Banks used to boast about their probity, their safety and their security; their names used words like Trustee, Provident, Guarantee, Security, Prudential. Banks were boring, safe and cautious because their customers wouldn't leave their money with a bank seen to be flash, reckless or insecure.
But nowadays it doesn't matter - the Government will bale you out if you deposit your life savings with Fred's Bank ("Your money is safe -top left pocket, my grey suit") so the only thing that matters is the interest rate.

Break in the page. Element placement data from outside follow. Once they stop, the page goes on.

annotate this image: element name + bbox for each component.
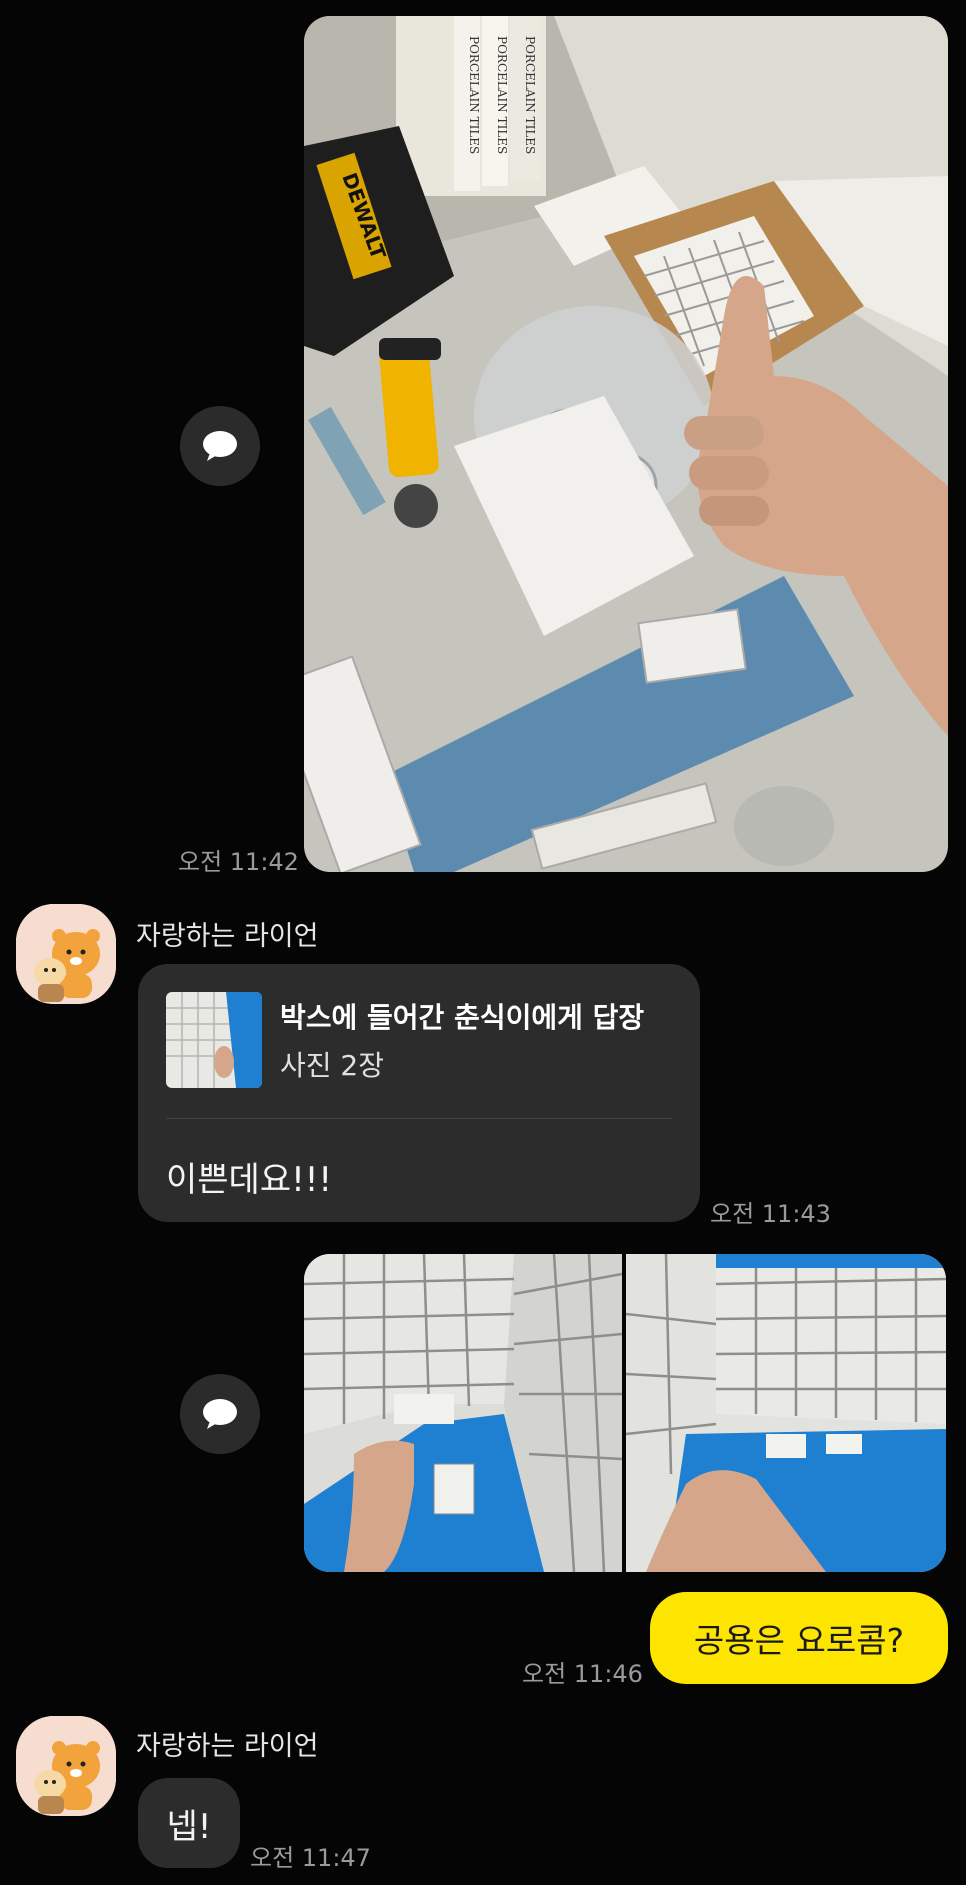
photo-bathroom-2[interactable] — [626, 1254, 946, 1572]
construction-site-image: PORCELAIN TILES PORCELAIN TILES PORCELAI… — [304, 16, 948, 872]
reply-subtitle: 사진 2장 — [280, 1049, 384, 1082]
ryan-character-icon — [16, 904, 116, 1004]
share-button[interactable] — [180, 406, 260, 486]
photo-bathroom-1[interactable] — [304, 1254, 622, 1572]
reply-title: 박스에 들어간 춘식이에게 답장 — [280, 1001, 645, 1034]
tile-box-label-2: PORCELAIN TILES — [495, 36, 509, 154]
reply-bubble[interactable]: 박스에 들어간 춘식이에게 답장 사진 2장 이쁜데요!!! — [138, 964, 700, 1222]
message-time: 오전 11:43 — [710, 1200, 831, 1228]
reply-divider — [166, 1118, 672, 1119]
share-button[interactable] — [180, 1374, 260, 1454]
message-time: 오전 11:47 — [250, 1844, 371, 1872]
avatar[interactable] — [16, 904, 116, 1004]
avatar[interactable] — [16, 1716, 116, 1816]
speech-bubble-icon — [203, 1399, 237, 1429]
message-text: 공용은 요로콤? — [693, 1621, 905, 1660]
sender-name: 자랑하는 라이언 — [136, 921, 319, 952]
my-message-bubble[interactable]: 공용은 요로콤? — [650, 1592, 948, 1684]
message-bubble[interactable]: 넵! — [138, 1778, 240, 1868]
photo-construction-site[interactable]: PORCELAIN TILES PORCELAIN TILES PORCELAI… — [304, 16, 948, 872]
message-text: 넵! — [166, 1806, 212, 1847]
tile-box-label-3: PORCELAIN TILES — [523, 36, 537, 154]
photo-group — [304, 1254, 946, 1572]
ryan-character-icon — [16, 1716, 116, 1816]
sender-name: 자랑하는 라이언 — [136, 1731, 319, 1762]
message-time: 오전 11:46 — [522, 1660, 643, 1688]
message-text: 이쁜데요!!! — [166, 1160, 333, 1200]
message-time: 오전 11:42 — [178, 848, 299, 876]
reply-thumbnail — [166, 992, 262, 1088]
tile-box-label-1: PORCELAIN TILES — [467, 36, 481, 154]
speech-bubble-icon — [203, 431, 237, 461]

Any flaky foreign or upstart 'financial services company' was just as safe as the most prudent of old-style banks so as a result people poured their money into the bank offereing a few pence extra interest and the prudent, the cautious and the safe havens missed out.
"the main investor
in RBS is you and me"
Even now that it's all gone pear-shaped the banks who steadfastly refused to take stupid risks with their customers money (Standard Chartered, HSBC and Abbey National to name three) have missed out again because their reckless rivals have recieved billions in cash aid and near nationalisation, so now they are having to compete with Government ('gilt edged') debt as a secure home for savings.
It's a nightmare that is of the Governments own making - because lets us never forget that it was the creation of the FSA in 1997 that re-wrote the centuries old tradition that the banks, like most businesses were regulated and supervised by their own lender - the Bank of England.